北乃カムイのもにょもにょ異世界(仮)『伝説行事!応援合戦遊戯会』 作:カムラー
「ホントにいた」
「すぐに見つかってよかったですね」
「敵に捕らわれるとは、まったく軟弱な」
もにょもにょかむいの後ろから、西宮、透、翡翠が顔を出す。利羅は面目無さそうな苦笑を浮かべ、
「みんなで来てもらって悪かったな」
「お礼ならカムイちゃんに言え。助けに行くと言い出したのも、探し当てたのもカムイちゃんだ」
と、チャンスとばかりに翡翠はもにょもにょかむいの頭を撫でながら言った。
「サンキュー、もにょ蔵」
「もにょもにょ!」
もにょもにょかむいは細い腕をグルグルと回し、利羅の胸元をポカポカと殴る。利羅は笑いながら腕を伸ばしてもにょもにょかむいの額を押しやる。

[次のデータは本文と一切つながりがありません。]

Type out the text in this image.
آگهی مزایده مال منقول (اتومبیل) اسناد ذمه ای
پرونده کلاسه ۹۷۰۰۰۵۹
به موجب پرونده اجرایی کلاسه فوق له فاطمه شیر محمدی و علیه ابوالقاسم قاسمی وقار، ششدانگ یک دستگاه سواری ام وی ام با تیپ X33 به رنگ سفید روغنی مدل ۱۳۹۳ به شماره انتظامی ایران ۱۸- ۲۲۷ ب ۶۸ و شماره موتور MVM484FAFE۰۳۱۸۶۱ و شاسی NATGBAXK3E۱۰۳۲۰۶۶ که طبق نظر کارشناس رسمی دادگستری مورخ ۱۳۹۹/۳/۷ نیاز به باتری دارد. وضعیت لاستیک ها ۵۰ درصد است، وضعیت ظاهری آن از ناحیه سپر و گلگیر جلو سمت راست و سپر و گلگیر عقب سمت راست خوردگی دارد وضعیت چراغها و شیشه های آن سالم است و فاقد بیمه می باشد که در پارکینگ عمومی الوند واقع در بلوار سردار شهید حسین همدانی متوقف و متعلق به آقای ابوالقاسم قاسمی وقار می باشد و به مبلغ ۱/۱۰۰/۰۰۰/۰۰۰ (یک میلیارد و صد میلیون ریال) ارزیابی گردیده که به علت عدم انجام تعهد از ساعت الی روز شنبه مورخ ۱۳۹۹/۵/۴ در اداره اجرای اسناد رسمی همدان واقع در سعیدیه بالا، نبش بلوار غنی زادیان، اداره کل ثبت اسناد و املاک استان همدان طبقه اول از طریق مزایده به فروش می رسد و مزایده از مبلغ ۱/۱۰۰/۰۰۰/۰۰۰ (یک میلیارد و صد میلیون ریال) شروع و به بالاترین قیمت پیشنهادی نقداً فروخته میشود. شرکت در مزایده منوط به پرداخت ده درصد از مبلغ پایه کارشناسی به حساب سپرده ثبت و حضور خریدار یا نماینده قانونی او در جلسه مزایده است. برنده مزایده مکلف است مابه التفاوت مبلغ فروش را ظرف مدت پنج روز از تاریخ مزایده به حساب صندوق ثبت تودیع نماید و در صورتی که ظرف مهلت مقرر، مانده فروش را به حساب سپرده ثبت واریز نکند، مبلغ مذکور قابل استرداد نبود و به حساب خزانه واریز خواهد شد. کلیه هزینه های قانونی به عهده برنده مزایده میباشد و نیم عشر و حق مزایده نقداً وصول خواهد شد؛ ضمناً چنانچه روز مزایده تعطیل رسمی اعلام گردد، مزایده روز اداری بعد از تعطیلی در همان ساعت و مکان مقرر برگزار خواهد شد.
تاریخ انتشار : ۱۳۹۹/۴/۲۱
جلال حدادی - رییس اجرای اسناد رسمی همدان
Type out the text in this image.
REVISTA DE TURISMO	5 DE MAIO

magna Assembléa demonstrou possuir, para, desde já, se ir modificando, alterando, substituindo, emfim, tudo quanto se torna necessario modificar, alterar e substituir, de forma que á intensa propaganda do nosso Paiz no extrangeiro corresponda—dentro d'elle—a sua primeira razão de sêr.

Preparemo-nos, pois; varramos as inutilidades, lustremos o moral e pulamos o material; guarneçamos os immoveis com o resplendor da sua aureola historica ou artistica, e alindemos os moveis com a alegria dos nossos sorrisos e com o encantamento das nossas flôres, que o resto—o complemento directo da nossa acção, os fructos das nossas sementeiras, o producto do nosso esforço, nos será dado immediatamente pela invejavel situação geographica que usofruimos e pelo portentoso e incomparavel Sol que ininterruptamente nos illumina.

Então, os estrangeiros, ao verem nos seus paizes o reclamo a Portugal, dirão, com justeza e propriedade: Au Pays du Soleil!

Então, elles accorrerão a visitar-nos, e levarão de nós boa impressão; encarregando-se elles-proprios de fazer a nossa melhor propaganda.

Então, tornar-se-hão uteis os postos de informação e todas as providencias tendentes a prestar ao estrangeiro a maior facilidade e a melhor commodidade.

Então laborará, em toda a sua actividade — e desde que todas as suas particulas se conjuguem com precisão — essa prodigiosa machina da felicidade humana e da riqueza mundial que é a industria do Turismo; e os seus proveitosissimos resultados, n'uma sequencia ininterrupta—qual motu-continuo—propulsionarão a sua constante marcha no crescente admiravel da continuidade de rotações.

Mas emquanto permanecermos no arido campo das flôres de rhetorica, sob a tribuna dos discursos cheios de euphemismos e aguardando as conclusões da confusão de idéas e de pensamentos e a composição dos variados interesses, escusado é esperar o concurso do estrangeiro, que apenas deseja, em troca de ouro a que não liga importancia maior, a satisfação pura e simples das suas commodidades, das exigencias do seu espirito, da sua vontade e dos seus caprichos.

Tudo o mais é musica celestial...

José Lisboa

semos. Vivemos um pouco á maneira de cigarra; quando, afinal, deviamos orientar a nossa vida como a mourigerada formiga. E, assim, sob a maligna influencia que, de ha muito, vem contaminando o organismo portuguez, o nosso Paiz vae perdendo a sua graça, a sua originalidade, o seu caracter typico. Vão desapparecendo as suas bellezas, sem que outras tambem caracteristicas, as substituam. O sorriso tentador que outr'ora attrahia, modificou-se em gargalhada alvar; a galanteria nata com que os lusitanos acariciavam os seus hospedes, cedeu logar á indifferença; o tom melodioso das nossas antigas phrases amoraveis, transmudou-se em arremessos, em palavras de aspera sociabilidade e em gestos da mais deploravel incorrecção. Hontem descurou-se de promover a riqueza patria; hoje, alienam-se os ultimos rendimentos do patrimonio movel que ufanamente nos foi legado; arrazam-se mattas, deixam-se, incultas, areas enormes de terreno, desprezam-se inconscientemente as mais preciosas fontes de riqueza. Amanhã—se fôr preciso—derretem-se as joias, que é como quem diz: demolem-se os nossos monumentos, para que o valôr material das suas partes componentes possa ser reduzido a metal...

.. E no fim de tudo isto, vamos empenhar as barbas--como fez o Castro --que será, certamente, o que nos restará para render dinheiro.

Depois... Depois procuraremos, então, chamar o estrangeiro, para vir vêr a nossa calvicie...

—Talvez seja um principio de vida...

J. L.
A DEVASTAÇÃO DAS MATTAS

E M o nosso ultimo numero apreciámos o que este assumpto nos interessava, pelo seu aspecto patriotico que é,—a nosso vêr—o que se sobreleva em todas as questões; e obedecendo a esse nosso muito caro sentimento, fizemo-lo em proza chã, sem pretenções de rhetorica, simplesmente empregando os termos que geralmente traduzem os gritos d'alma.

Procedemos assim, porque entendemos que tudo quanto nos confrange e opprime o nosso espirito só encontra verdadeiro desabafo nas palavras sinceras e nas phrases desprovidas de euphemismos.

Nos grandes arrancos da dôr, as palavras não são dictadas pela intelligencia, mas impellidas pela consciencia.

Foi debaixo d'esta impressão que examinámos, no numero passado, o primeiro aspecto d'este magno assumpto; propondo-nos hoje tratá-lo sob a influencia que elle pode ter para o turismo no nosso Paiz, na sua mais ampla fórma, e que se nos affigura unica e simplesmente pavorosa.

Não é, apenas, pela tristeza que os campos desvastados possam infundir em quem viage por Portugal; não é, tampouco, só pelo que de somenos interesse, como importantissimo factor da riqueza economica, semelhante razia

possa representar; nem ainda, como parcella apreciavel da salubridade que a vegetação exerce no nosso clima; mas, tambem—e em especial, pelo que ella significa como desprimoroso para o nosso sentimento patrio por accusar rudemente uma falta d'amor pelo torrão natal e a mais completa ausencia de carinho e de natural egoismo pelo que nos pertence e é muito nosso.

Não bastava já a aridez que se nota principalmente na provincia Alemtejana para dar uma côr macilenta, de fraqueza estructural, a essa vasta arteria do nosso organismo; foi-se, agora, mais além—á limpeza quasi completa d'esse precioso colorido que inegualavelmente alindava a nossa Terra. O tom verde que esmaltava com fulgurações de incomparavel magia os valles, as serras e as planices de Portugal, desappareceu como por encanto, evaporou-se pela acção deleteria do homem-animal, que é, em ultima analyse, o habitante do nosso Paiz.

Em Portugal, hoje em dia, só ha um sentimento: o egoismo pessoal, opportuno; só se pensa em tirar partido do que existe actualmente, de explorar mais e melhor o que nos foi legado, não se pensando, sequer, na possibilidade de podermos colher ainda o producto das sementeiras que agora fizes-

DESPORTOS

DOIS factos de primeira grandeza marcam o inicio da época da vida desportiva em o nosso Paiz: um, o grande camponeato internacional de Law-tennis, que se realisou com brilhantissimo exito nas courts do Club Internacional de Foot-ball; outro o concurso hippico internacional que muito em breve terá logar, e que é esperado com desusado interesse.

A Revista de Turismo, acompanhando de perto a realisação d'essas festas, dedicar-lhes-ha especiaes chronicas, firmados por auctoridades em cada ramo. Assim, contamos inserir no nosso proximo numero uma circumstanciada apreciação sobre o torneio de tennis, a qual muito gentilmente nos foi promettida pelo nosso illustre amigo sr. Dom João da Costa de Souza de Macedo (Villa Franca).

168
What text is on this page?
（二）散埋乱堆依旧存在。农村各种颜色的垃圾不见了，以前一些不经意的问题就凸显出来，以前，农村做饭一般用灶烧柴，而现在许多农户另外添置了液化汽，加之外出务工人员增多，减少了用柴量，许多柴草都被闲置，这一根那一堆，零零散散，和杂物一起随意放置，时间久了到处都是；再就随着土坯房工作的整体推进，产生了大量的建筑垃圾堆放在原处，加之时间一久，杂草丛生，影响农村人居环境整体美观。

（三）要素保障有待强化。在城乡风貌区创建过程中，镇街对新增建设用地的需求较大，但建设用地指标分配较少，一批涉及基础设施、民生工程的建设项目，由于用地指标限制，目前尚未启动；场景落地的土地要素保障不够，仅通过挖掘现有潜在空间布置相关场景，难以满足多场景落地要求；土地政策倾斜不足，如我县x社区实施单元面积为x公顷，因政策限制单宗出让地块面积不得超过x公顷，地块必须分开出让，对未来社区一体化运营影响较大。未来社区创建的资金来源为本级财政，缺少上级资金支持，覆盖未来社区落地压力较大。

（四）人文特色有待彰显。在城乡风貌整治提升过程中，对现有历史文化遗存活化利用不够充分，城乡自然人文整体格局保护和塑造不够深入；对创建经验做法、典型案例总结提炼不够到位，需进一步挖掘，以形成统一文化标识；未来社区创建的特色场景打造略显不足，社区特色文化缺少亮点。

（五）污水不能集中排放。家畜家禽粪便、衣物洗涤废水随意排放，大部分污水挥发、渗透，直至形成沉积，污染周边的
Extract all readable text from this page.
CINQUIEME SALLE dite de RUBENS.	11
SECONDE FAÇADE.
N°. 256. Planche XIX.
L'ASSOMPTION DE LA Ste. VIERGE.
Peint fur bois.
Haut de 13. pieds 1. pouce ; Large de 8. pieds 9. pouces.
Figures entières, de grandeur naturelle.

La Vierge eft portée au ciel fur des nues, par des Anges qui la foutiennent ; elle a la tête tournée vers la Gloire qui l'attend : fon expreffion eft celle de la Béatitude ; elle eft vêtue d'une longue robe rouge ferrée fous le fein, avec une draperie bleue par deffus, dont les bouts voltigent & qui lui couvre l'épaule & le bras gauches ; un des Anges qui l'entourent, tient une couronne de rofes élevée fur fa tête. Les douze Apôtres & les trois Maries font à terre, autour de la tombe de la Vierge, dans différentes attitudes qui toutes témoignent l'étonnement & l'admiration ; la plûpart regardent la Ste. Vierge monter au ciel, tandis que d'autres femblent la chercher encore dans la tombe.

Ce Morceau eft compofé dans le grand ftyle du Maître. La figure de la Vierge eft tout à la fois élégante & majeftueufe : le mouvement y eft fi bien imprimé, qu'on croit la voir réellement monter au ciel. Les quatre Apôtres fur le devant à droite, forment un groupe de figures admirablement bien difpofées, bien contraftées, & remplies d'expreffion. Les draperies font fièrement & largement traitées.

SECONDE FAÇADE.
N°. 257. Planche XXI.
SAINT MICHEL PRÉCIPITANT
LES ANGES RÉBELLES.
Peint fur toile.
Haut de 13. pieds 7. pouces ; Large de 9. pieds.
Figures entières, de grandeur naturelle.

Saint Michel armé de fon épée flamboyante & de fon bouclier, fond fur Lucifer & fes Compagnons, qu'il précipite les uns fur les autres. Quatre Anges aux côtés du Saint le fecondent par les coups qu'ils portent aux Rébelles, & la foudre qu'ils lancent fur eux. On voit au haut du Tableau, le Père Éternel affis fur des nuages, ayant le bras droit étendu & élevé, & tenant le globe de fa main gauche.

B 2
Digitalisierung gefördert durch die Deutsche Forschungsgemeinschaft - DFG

「悪い悪い。その姿だと、どうしてももにょ蔵って言うクセがついてて」
リーチの長さが全然違うため、もにょもにょかむいの腕はむなしく空転する。その様が可愛いものだから、透と翡翠はホッコリとした目で眺め、癒されていた。
そんな様子を最後尾で見ていた西宮は半眼で、
「しかし、提案しといてなんだけど、本当に反則級の能力だな。どっからこんな数の仲間を呼び寄せているんだか」
ひょいっとドアから顔を出して廊下を見回せば、あっちにもこっちにも大小様々なもにょもにょかむいの仲間が闊歩していた。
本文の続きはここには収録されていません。